Cat Noone, co-founder and CEO at Stark, says she and her co-founder and CTO Michael Fouquet launched the company out of a desire to simplify accessible design. “Stark has a very big mission to make the world’s software accessible for everyone. And we help companies supercharge accessibility from months to minutes with a very simple end-to-end workflow,” Noone told TechCrunch.
Today, the company announced a $6 million seed investment along with the release of a suite of tools to make it easier for individuals and teams to build accessible designs.
She says they do this through automated intelligent analysis and by providing seamless fixes for both design and code as part of the process. The Stark Suite of tools is trying to make it easy for designers to build accessibility into their designs by plugging directly into popular design tools including Figma, Sketch and Adobe XD, and popular browsers including Google Chrome, Microsoft Edge, Opera and Brave.
Designers can check for elements like font size, color choices, contrast, and alt text, among other things, and look for the most accessible choices, making accessibility part of the design process. Noone says that at least 1.5 billion people in the world report having at least one disability. She sees making software and websites accessible, not only a fairness issue, but also one that increasingly involves compliance, with a growing body of accessibility regulations, not unlike security or privacy.
“Accessibility is not a small problem. It’s part of what we call a company’s internal PSA – privacy, security, accessibility – and accessibility [stands] right alongside privacy and security as one of these three major issues in software development that’s been ignored,” she said.
Benedikt Lehnert, Stark’s chief design office, who previously held design roles at SAP and Microsoft, says the company is trying to make accessible design available to designers wherever they are working, which he sees as a major difference between his company’s offering and other similar products, which tend to cover only website accessibility.
“Stark empowers software teams to design, build and test accessible products of all sorts, whether those are marketing websites, SaaS products, mobile apps or any other software,” he said.

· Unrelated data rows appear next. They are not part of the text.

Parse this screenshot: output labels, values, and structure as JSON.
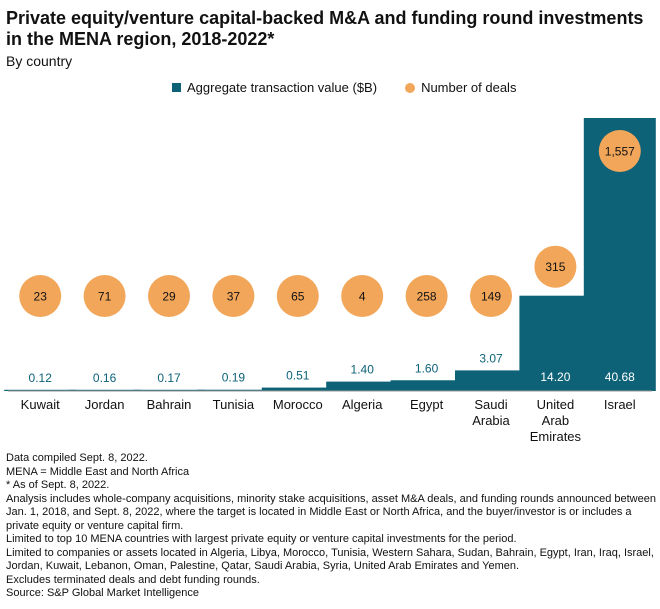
{
  "title": "Private equity/venture capital-backed M&A and funding round investments in the MENA region, 2018-2022*",
  "subtitle": "By country",
  "colors": {
    "bar": "#0d6278",
    "dot": "#f2a65a",
    "axis": "#999999"
  },
  "chart_data": {
    "type": "bar",
    "categories": [
      "Kuwait",
      "Jordan",
      "Bahrain",
      "Tunisia",
      "Morocco",
      "Algeria",
      "Egypt",
      "Saudi Arabia",
      "United Arab Emirates",
      "Israel"
    ],
    "series": [
      {
        "name": "Aggregate transaction value ($B)",
        "kind": "bar",
        "values": [
          0.12,
          0.16,
          0.17,
          0.19,
          0.51,
          1.4,
          1.6,
          3.07,
          14.2,
          40.68
        ],
        "labels": [
          "0.12",
          "0.16",
          "0.17",
          "0.19",
          "0.51",
          "1.40",
          "1.60",
          "3.07",
          "14.20",
          "40.68"
        ]
      },
      {
        "name": "Number of deals",
        "kind": "dot",
        "values": [
          23,
          71,
          29,
          37,
          65,
          4,
          258,
          149,
          315,
          1557
        ],
        "labels": [
          "23",
          "71",
          "29",
          "37",
          "65",
          "4",
          "258",
          "149",
          "315",
          "1,557"
        ]
      }
    ],
    "category_lines": [
      [
        "Kuwait"
      ],
      [
        "Jordan"
      ],
      [
        "Bahrain"
      ],
      [
        "Tunisia"
      ],
      [
        "Morocco"
      ],
      [
        "Algeria"
      ],
      [
        "Egypt"
      ],
      [
        "Saudi",
        "Arabia"
      ],
      [
        "United",
        "Arab",
        "Emirates"
      ],
      [
        "Israel"
      ]
    ],
    "legend_position": "top",
    "grid": false
  },
  "notes": [
    "Data compiled Sept. 8, 2022.",
    "MENA = Middle East and North Africa",
    "* As of Sept. 8, 2022.",
    "Analysis includes whole-company acquisitions, minority stake acquisitions, asset M&A deals, and funding rounds announced between Jan. 1, 2018, and Sept. 8, 2022, where the target is located in Middle East or North Africa, and the buyer/investor is or includes a private equity or venture capital firm.",
    "Limited to top 10 MENA countries with largest private equity or venture capital investments for the period.",
    "Limited to companies or assets located in Algeria, Libya, Morocco, Tunisia, Western Sahara, Sudan, Bahrain, Egypt, Iran, Iraq, Israel, Jordan, Kuwait, Lebanon, Oman, Palestine, Qatar, Saudi Arabia, Syria, United Arab Emirates and Yemen.",
    "Excludes terminated deals and debt funding rounds.",
    "Source: S&P Global Market Intelligence"
  ]
}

He added, “It’s a suite of tools, and when you buy into the Stark ecosystem the whole philosophy is that we hook into the tools that your product team is already using, whether you’re the designer, developer, project manager or QA expert, and stitch them together into an accessibility workflow,” he said.

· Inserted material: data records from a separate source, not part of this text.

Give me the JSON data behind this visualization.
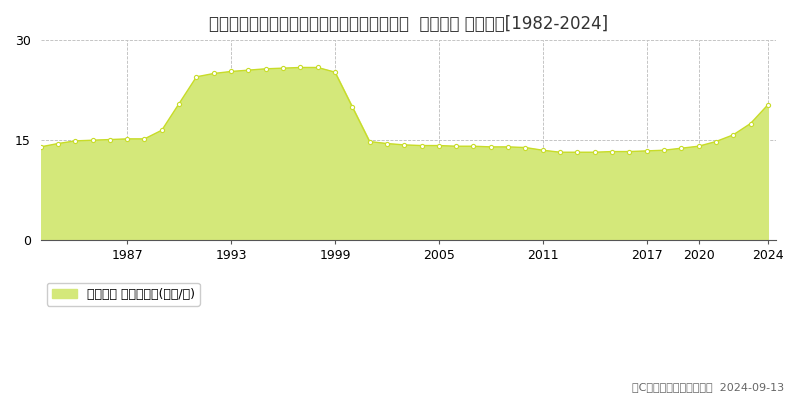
{
  "title": "北海道札幌市北区笹路１条３丁目１番５０外  地価公示 地価推移[1982-2024]",
  "years": [
    1982,
    1983,
    1984,
    1985,
    1986,
    1987,
    1988,
    1989,
    1990,
    1991,
    1992,
    1993,
    1994,
    1995,
    1996,
    1997,
    1998,
    1999,
    2000,
    2001,
    2002,
    2003,
    2004,
    2005,
    2006,
    2007,
    2008,
    2009,
    2010,
    2011,
    2012,
    2013,
    2014,
    2015,
    2016,
    2017,
    2018,
    2019,
    2020,
    2021,
    2022,
    2023,
    2024
  ],
  "values": [
    14.0,
    14.5,
    14.9,
    15.0,
    15.1,
    15.2,
    15.2,
    16.5,
    20.5,
    24.5,
    25.0,
    25.3,
    25.5,
    25.7,
    25.8,
    25.9,
    25.9,
    25.2,
    20.0,
    14.8,
    14.5,
    14.3,
    14.2,
    14.2,
    14.1,
    14.1,
    14.0,
    14.0,
    13.9,
    13.5,
    13.2,
    13.2,
    13.2,
    13.3,
    13.3,
    13.4,
    13.5,
    13.8,
    14.1,
    14.8,
    15.8,
    17.5,
    20.3
  ],
  "line_color": "#c8dc28",
  "fill_color": "#d4e87a",
  "marker_color": "#c8dc28",
  "background_color": "#ffffff",
  "grid_color": "#bbbbbb",
  "ylim": [
    0,
    30
  ],
  "yticks": [
    0,
    15,
    30
  ],
  "xtick_labels": [
    "1987",
    "1993",
    "1999",
    "2005",
    "2011",
    "2017",
    "2020",
    "2024"
  ],
  "xtick_values": [
    1987,
    1993,
    1999,
    2005,
    2011,
    2017,
    2020,
    2024
  ],
  "legend_label": "地価公示 平均坤単価(万円/坤)",
  "copyright_text": "（C）土地価格ドットコム  2024-09-13",
  "title_fontsize": 12,
  "axis_fontsize": 9,
  "legend_fontsize": 9
}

Today, the company has four pricing tiers, starting with a free offering along with paid tiers for pros, teams and enterprises.

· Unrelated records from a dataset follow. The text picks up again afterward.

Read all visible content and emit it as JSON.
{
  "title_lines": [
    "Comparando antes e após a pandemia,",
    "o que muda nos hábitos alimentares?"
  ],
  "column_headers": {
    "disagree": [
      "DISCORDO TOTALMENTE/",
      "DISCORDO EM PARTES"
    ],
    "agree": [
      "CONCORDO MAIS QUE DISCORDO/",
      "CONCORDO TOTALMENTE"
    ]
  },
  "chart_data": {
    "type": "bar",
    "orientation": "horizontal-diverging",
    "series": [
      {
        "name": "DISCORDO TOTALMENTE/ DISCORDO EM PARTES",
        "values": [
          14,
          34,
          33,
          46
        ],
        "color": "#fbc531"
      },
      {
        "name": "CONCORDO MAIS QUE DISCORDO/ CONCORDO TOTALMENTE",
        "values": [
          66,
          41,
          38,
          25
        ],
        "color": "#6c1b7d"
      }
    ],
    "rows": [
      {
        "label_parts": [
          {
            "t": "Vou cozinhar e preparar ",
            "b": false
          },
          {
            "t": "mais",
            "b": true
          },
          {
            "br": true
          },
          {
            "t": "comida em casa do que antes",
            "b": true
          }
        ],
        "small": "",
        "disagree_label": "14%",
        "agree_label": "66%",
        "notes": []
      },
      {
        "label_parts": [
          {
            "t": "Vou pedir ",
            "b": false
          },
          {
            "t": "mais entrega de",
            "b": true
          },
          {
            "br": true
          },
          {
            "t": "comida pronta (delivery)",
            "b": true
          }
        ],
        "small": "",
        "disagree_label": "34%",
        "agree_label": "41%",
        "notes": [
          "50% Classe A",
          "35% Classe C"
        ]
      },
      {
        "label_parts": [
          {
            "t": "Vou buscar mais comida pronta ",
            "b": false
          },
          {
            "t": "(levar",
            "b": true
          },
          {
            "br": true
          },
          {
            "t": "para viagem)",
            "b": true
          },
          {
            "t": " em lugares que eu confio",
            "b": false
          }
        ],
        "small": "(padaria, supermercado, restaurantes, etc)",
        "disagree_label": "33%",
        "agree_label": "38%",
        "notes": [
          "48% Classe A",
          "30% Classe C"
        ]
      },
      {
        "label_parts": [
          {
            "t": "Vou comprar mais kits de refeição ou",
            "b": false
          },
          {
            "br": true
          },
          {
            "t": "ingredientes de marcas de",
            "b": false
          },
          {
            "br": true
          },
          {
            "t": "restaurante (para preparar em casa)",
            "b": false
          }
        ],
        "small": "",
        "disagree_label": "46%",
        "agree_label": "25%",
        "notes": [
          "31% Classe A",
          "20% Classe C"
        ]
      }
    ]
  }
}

The founders originally conceived of the idea in 2017, and formed the company officially in 2020. They raised a pre-seed round that same year, and closed the $6 million seed round earlier this year.
The startup currently has 18 employees in a distributed team, and plans to be conservative when it comes to hiring, letting the market guide them. Noone says from a diversity perspective, a company that is aiming to make software and websites more accessible has to be open to hiring people with disabilities.
“Here at Stark a majority of the team is disabled. I’m a female founder, but I’m also a disabled CEO, and a majority of the people on the team have some form of at least one disability, and we’re all very open about it. It’s something that we don’t we don’t shy away from. We lean into it,” she said. And it helps them build a better product.
The $6 million seed investment was led by Uncork Capital with help from Darling Ventures, Indicator Ventures and a variety of industry angels.